Le Maghreb a, en outre, l’obligation de consolider les processus démocratiques. En effet, la réussite des réformes politiques, dans l’ensemble des pays de la région, créera certainement le besoin de réactiver l’UMA. Une union qui devra être portée, non seulement par des liens organiques entre États, mais surtout par les forces de progrès, utiles et émancipées, des sociétés civiles maghrébines. Ainsi, les liens sociétaux auraient-ils plus de chance de se renforcer et agir durablement comme leviers de l’unité maghrébine. Il faudra, par la suite, prendre des mesures urgentes normatives dans le cadre de l’UMA, en mettant à jour les accords déjà signés et assurer l’application de leurs dispositions, tout en procédant à la conclusion de nouveaux accords à caractères global et sectoriel. Les cinq pays membres devraient engager, également, un débat sur l’amendement du traité de Marrakech pour y introduire de nouvelles dispositions institutionnelles et politiques, autour de la démocratisation du processus décisionnel, en renforçant davantage le pouvoir des Conseils des ministres, et mettant en place un parlement élu sur le modèle du parlement européen. Enfin, pour éviter que le Maghreb soit dépendant des conjonctures politiques et géopolitiques internationales, les cinq pays devraient faire preuve d’une forte volonté d’autonomie stratégique vis-à-vis du jeu des grandes puissances, soucieuses de préserver leurs acquis stratégiques, politiques et économiques.

Extraits du Discours du Trône du 31 juillet 2021

«En parallèle avec les initiatives de développement menées au niveau interne, et avec une égale détermination, le Maroc s’attache à poursuivre ses efforts sincères pour consolider la sécurité et la stabilité dans son environnement africain et euro-méditerranéen, et plus particulièrement dans son voisinage maghrébin . Dans le droit fil de cette approche, nous renouvelons notre invitation sincère à nos frères en Algérie, pour œuvrer, de concert et sans conditions, à l’établissement de relations bilatérales fondées sur la confiance, le dialogue et le bon voisinage».

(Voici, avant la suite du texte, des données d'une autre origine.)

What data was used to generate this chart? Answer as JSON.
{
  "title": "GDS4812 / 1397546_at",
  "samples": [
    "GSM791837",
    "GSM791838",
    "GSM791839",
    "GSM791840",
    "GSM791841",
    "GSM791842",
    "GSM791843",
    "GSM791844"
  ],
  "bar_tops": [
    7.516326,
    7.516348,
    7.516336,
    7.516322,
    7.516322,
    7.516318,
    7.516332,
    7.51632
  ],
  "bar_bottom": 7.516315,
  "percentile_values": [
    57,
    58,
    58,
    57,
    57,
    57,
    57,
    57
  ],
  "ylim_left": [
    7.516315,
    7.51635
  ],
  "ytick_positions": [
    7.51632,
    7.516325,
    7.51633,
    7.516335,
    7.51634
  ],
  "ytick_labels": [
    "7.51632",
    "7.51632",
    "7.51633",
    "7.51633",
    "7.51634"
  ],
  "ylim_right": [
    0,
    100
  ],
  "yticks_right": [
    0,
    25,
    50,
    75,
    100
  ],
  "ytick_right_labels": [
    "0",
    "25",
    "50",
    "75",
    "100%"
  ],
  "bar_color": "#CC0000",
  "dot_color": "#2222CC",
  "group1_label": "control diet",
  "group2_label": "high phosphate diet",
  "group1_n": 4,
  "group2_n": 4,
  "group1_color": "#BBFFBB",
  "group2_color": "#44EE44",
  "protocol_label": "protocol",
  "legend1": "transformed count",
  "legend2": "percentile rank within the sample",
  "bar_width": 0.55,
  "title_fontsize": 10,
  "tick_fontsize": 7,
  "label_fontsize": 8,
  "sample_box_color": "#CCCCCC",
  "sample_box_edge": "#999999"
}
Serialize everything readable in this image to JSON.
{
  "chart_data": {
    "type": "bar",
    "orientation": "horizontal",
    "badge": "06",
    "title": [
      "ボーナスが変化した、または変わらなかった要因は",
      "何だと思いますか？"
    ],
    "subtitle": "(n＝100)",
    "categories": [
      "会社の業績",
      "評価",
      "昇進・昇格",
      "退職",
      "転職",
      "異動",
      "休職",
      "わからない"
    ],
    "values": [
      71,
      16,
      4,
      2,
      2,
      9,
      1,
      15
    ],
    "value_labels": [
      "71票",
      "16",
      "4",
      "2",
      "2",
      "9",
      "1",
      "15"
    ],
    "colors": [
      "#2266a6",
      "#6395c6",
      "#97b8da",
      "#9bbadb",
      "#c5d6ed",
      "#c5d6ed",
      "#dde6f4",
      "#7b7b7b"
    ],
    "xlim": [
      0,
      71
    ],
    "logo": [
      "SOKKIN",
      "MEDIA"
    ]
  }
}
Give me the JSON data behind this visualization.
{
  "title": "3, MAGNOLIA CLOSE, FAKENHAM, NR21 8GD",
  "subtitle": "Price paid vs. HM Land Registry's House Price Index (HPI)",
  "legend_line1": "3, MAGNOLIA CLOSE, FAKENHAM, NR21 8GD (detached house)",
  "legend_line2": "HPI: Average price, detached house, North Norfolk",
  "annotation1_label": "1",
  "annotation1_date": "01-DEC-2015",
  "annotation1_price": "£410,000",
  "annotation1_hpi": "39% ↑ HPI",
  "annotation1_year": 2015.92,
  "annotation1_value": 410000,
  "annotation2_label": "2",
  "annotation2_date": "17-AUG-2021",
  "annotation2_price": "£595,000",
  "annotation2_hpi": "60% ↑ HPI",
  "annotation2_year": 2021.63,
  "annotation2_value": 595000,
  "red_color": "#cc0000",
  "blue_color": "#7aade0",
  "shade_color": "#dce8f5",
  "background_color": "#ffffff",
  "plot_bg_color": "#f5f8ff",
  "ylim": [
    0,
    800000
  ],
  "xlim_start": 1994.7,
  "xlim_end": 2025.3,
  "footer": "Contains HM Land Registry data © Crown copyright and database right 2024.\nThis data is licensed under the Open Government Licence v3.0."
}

«Entre deux pays voisins et deux peuples frères, l’état normal des choses, c’est notre conviction intime, est que les frontières soient et demeurent ouvertes. En effet, leur fermeture heurte un droit naturel et un principe juridique authentique, consacré par les instruments internationaux, notamment le traité de Marrakech, texte fondateur de l’Union du Maghreb Arabe qui prévoit la libre circulation des personnes, des services, des marchandises et des capitaux entre les pays constitutifs de l’espace maghrébin».

Comment contenir les extrémismes

Selon Rachid El Houdaigui, Senior Fellow au Policy center for the new south et auteur du rapport sur «Le Maghreb en 2020 : quels constats pour quelle perspective ?», la stabilité des États dépendra de leur capacité à réguler, de façon légitime, le clivage idéologique et le caractère composite de la société où la violence demeure, pour l’instant, un moyen majeur de faire de la politique autrement, notamment en Libye et dans le voisinage sahélien. Le risque est grand de voir se propager ce mode opératoire dans l’ensemble du Maghreb, à travers un processus d’imitation. La réceptivité des idées extrémistes, le réveil des communautarismes et la problématique des minorités offrent, également, l’occasion aux réseaux salafistes et aux représentants des minorités de se projeter comme forces transnationales dans l’espace culturel maghrébin. Tout l’espoir repose sur la capacité des processus de transition politique à intégrer pacifiquement ces acteurs infra-étatiques dans un jeu politique consensuel.